Inside the Library

Keleketla! Library, Johannesburg

Take a look into libraries and book collections holding some of the rarer and often forgotten publications, which are nonetheless essential to the discourse on both sides of the spectrum. Featured this time: Keleketla! Library in Johannesburg.

Medu Art Ensemble Newsletter, Volume 3, Number 2, 1981

Medu Art Ensemble Newsletter, Volume 3, Number 2, 1981

By Judy Seidman & Rangoato Hlasane

The Library presents their selection of the renowned and important ‘Medu Art Ensemble Newsletters’:

‘The collection at Keleketla! Library consists of over 4000 titles of all subjects received from donations over the last five years. Located in the ‘complex’, dynamic, transient Johannesburg inner city suburb of Joubert Park, the collection is mainly used by youth and educators. The library provides a counter-argument to the ‘low readership level’ rhetoric. Furthermore, the library is concerned with knowledge production that takes the archive as a point of departure.

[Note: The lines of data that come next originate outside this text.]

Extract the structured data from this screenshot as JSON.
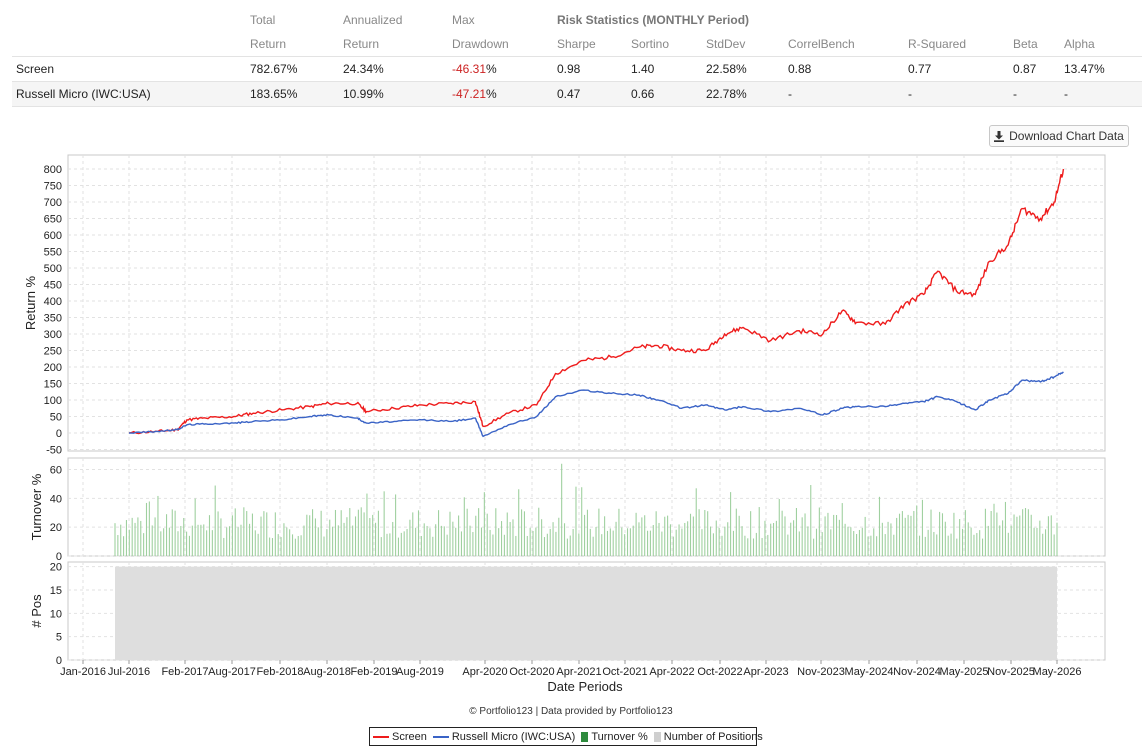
{
  "table": {
    "headers_top": [
      "Total",
      "Annualized",
      "Max",
      "Risk Statistics (MONTHLY Period)"
    ],
    "headers_bottom": [
      "Return",
      "Return",
      "Drawdown",
      "Sharpe",
      "Sortino",
      "StdDev",
      "CorrelBench",
      "R-Squared",
      "Beta",
      "Alpha"
    ],
    "rows": [
      {
        "name": "Screen",
        "total": "782.67%",
        "annualized": "24.34%",
        "drawdown": "-46.31",
        "drawdown_pct": "%",
        "sharpe": "0.98",
        "sortino": "1.40",
        "stddev": "22.58%",
        "correl": "0.88",
        "rsq": "0.77",
        "beta": "0.87",
        "alpha": "13.47%"
      },
      {
        "name": "Russell Micro (IWC:USA)",
        "total": "183.65%",
        "annualized": "10.99%",
        "drawdown": "-47.21",
        "drawdown_pct": "%",
        "sharpe": "0.47",
        "sortino": "0.66",
        "stddev": "22.78%",
        "correl": "-",
        "rsq": "-",
        "beta": "-",
        "alpha": "-"
      }
    ],
    "negative_color": "#cc2222"
  },
  "download_button": {
    "label": "Download Chart Data",
    "icon": "download-icon"
  },
  "footer": {
    "credit": "© Portfolio123 | Data provided by Portfolio123"
  },
  "legend": {
    "items": [
      "Screen",
      "Russell Micro (IWC:USA)",
      "Turnover %",
      "Number of Positions"
    ]
  },
  "chart_data": {
    "type": "line",
    "title": "",
    "xlabel": "Date Periods",
    "ylabel": "Return %",
    "ylim": [
      -50,
      820
    ],
    "x_ticks": [
      "Jan-2016",
      "Jul-2016",
      "Feb-2017",
      "Aug-2017",
      "Feb-2018",
      "Aug-2018",
      "Feb-2019",
      "Aug-2019",
      "Apr-2020",
      "Oct-2020",
      "Apr-2021",
      "Oct-2021",
      "Apr-2022",
      "Oct-2022",
      "Apr-2023",
      "Nov-2023",
      "May-2024",
      "Nov-2024",
      "May-2025",
      "Nov-2025",
      "May-2026"
    ],
    "y_ticks": [
      -50,
      0,
      50,
      100,
      150,
      200,
      250,
      300,
      350,
      400,
      450,
      500,
      550,
      600,
      650,
      700,
      750,
      800
    ],
    "x": [
      2016.5,
      2016.8,
      2017.0,
      2017.1,
      2017.3,
      2017.6,
      2017.8,
      2018.1,
      2018.4,
      2018.6,
      2018.9,
      2019.0,
      2019.3,
      2019.6,
      2019.9,
      2020.15,
      2020.23,
      2020.5,
      2020.8,
      2021.0,
      2021.3,
      2021.6,
      2021.9,
      2022.1,
      2022.35,
      2022.6,
      2022.8,
      2023.0,
      2023.3,
      2023.6,
      2023.85,
      2024.05,
      2024.2,
      2024.5,
      2024.7,
      2024.9,
      2025.05,
      2025.25,
      2025.45,
      2025.6,
      2025.8,
      2025.95,
      2026.15,
      2026.3,
      2026.4
    ],
    "series": [
      {
        "name": "Screen",
        "color": "#ee1c1c",
        "values": [
          0,
          5,
          10,
          40,
          45,
          50,
          60,
          70,
          80,
          90,
          90,
          65,
          75,
          85,
          90,
          95,
          20,
          60,
          85,
          180,
          220,
          230,
          260,
          265,
          250,
          250,
          300,
          320,
          280,
          310,
          300,
          370,
          335,
          330,
          390,
          420,
          490,
          430,
          420,
          520,
          570,
          680,
          650,
          700,
          800
        ]
      },
      {
        "name": "Russell Micro (IWC:USA)",
        "color": "#3a63c6",
        "values": [
          0,
          5,
          10,
          25,
          28,
          30,
          35,
          40,
          50,
          55,
          45,
          30,
          35,
          40,
          35,
          45,
          -10,
          25,
          50,
          110,
          130,
          120,
          115,
          100,
          75,
          85,
          70,
          80,
          65,
          75,
          55,
          75,
          80,
          80,
          90,
          95,
          110,
          95,
          70,
          100,
          120,
          160,
          155,
          170,
          185
        ]
      }
    ],
    "turnover": {
      "name": "Turnover %",
      "color": "#9fd09f",
      "ylim": [
        0,
        68
      ],
      "y_ticks": [
        0,
        20,
        40,
        60
      ]
    },
    "positions": {
      "name": "Number of Positions",
      "color": "#dedede",
      "value": 20,
      "ylim": [
        0,
        21
      ],
      "y_ticks": [
        0,
        5,
        10,
        15,
        20
      ]
    }
  }
}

Thus the Medu Art Ensemble Newsletters are the bibles of our after school programme in art and media, evident in the silkscreen posters produced by youth. Medu Art Ensemble was an art-making collective formed in 1978 in Gaborone, Botswana by South African artists exiled after the 1976 uprising. Medu (which means ’roots’ in Sepedi) aimed to use all forms of creative art – poetry and writing, theatre, visual arts, music and dance – to give voice to the South African liberation struggle. Medu put out the Medu Newsletter several times a year, from 1979 to 1985, modelled upon the black community arts magazine Staffrider.  The Medu newsletter provided a unique forum for creative expression and critical thinking around community-based and resistance arts; distributing material, which the apartheid regime outlawed and banned.’

 

About the library:
Keleketla! Library is an interdisciplinary, independent library and media arts project. It was established in 2008 to create access to the use of arts and media strategies as alternative education models and tools.

http://keleketla.org

 

Judy Seidman is a visual artist, cultural worker and political artist.  She has worked in Southern Africa since 1972, was part of Medu Art Ensemble in the 1980s, and has been based in Johannesburg since 1990. Seidman currently works with community arts projects looking at collective expression of struggles around gender and social justice. 

Rangoato Hlasane  is an artist, writer, illustrator, DJ (as Mma Tseleng) and organiser based in Johannesburg, South Africa. He is the co-founder and co-director of Keleketla! Library.